Pompeo'nun Dışişleri Bakanlığı'ndan önce bir süre CIA'nın başında oturmuş olması ayrı bir avantaj onun için. Çünkü, özellikle Ortadoğu'da kilit ülkelerle ilgili yüksek güvenlikli dosyalara ulaşma şansı da oldu. Daha doğrusu, bu ülkelerde çok önceden bırakılan "yumurta"lardan çıkan "civcivlerin" bugün ne konumda olduğunu, muhataplarının kimlerle ne tür "karmaşık" ilişkiler içerisinde bulunduğunu ayrıntılarıyla biliyor.
"ABD cihadı" yapan örgütleri de, karşılarındaki grupların içindeki "bizim adamlar"ı da iyi tanıdı. 
ABD'nin, Ortadoğu'da "Siyasal İslamcıların" dışındaki tüm terör örgütlerini partner olarak kabul etmesinden şikayetçi değil Pompeo ve onu buraya kadar tırmandıran ekip. Trump'a rağmen, Ortadoğu'da Obama döneminde başlatılan süreç hızla gelişiyor. Pompeo, Müslüman Kardeşler'i terörist örgütler listesine almak dahil birçok "radikal" adım atma yanlısı. Bu konuda Trump ve Pentagon'la aynı fikirleri taşıyorlar. CIA ise "bizim çocuklar" dediği ekibi, el altından kullanmaya devam edecek. Onların terörist ilan edilmesi, CIA'nın kullanmasına engel değil. Taa ki, Henry Kissinger ekibi "yeter" diyene kadar...

* * *

Pompeo, CIA direktörü olarak İran'a karşı örtülü operasyonu yürütecek ekibin başına Ayetullah Mike'yi getirmişti. Müslüman olduğunu iddia edip, namaz kılarken görüntüler verdiği için "Ayetullah" denilen işkenceci Mike, İran'da bir muhalif ayaklanma dalgası estirerek ilk testini yaptı. Eğer ABD İran'dan "büyük haraç" alamazsa, Ayetullah Mike'nin ekibi ikinci dalgayı oluşturacak. Coğrafi değil ekonomik tavizler vermediği taktirde bu dalgalar ardı ardına devam edecek. Irak'taki Şiilerin İran karşıtı lideri Mukteda Sadr'ın seçimlerden güçlü çıkması da İran'a dönük önemli bir mesaj aslında.
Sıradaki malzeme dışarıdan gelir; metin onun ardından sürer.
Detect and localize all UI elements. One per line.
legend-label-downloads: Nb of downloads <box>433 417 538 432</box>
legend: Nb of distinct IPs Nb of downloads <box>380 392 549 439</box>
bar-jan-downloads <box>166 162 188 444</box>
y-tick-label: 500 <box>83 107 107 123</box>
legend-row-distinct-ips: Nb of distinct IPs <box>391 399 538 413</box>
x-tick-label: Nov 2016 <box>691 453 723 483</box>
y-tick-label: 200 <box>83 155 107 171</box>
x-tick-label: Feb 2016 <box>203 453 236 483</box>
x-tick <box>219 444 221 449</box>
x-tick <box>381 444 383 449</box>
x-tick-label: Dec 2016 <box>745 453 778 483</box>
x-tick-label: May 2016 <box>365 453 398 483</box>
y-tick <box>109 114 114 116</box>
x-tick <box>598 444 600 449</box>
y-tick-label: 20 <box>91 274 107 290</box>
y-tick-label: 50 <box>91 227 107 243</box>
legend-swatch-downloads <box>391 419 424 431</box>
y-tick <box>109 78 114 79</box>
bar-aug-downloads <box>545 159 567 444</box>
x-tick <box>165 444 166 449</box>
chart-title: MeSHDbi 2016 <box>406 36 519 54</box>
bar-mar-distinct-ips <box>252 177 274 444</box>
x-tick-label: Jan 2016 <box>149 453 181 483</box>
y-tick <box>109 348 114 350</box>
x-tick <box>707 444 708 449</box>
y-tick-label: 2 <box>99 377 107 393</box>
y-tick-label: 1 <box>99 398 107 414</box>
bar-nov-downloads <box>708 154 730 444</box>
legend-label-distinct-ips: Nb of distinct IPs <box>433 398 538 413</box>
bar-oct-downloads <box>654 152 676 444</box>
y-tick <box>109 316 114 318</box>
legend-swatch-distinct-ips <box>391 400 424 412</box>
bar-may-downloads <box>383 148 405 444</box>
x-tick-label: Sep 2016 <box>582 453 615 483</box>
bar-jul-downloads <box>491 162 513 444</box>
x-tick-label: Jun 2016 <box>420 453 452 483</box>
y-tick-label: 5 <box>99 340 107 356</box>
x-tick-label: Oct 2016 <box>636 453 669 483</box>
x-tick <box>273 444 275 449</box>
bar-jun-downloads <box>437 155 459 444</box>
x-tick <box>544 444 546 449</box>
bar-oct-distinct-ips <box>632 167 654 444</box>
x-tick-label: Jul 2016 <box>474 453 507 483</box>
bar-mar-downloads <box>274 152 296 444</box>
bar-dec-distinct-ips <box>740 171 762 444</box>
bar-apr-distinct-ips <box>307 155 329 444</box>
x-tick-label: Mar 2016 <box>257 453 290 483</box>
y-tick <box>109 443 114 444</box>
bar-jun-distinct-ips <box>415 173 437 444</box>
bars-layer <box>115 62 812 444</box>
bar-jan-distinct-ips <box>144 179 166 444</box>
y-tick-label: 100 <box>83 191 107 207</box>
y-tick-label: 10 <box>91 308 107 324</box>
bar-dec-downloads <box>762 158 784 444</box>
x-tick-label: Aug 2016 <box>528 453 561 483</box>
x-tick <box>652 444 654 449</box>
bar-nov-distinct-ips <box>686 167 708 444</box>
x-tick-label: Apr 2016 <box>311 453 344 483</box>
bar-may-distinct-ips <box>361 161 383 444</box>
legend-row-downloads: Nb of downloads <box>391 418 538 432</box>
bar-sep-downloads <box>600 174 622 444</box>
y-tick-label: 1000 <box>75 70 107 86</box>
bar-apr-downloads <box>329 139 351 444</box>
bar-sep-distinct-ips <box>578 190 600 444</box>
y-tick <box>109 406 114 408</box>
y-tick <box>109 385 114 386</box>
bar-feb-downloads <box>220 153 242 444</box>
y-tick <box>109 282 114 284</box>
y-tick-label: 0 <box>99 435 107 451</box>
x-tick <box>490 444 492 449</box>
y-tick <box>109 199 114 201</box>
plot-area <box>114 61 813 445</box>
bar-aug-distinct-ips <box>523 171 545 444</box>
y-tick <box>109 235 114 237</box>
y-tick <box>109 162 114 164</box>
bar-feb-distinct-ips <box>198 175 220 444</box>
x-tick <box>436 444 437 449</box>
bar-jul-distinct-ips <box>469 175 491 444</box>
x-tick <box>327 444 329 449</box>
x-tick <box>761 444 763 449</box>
Peki tüm bunların Çavuşoğlu-Pompeo görüşmesiyle alâkası ne?
Suriye topraklarına PKK-PYD için götürülen 5 bin TIR, en düşük tahmine göre 100 bin kişilik bir orduyu donatmaya yetiyor. En az 100 bin... Bu sayıyı 500 bine kadar çıkaran askeri uzmanlar var.

PKK, Menbiç'ten çekilmiş gözükse de, Fırat'ın doğusunda tıpkı Lawrence'nin "Bedevi ordusu" oluşturması gibi bir Kürt ordusu oluşturuluyor. Türkiye, "merkez komitenin" terk ettiği Kandil'e doğru operasyonlar yürütürken, ABD'nin Sincar Dağı'nı zırhlı araçlarla korumaya alması zaten niyetlerini yeterince belli ediyor. Yeni karargâhı Sincar olan PKK'nın Menbiç'ten çekiliyor gözükmesi de, Süleyman Şah Türbesi'nin yeniden oraya taşınacak olması da "görüntüyü düzeltmekten" başka bir işe yaramayacak...

ABD bize, F-35'leri PKK'ya karşı kullandırmayağına göre eninde sonunda Konya'da 5 mühendisin yaptığı "hem tank hem de helikopter oluyor" denilen silahımıza çok iş düşecek.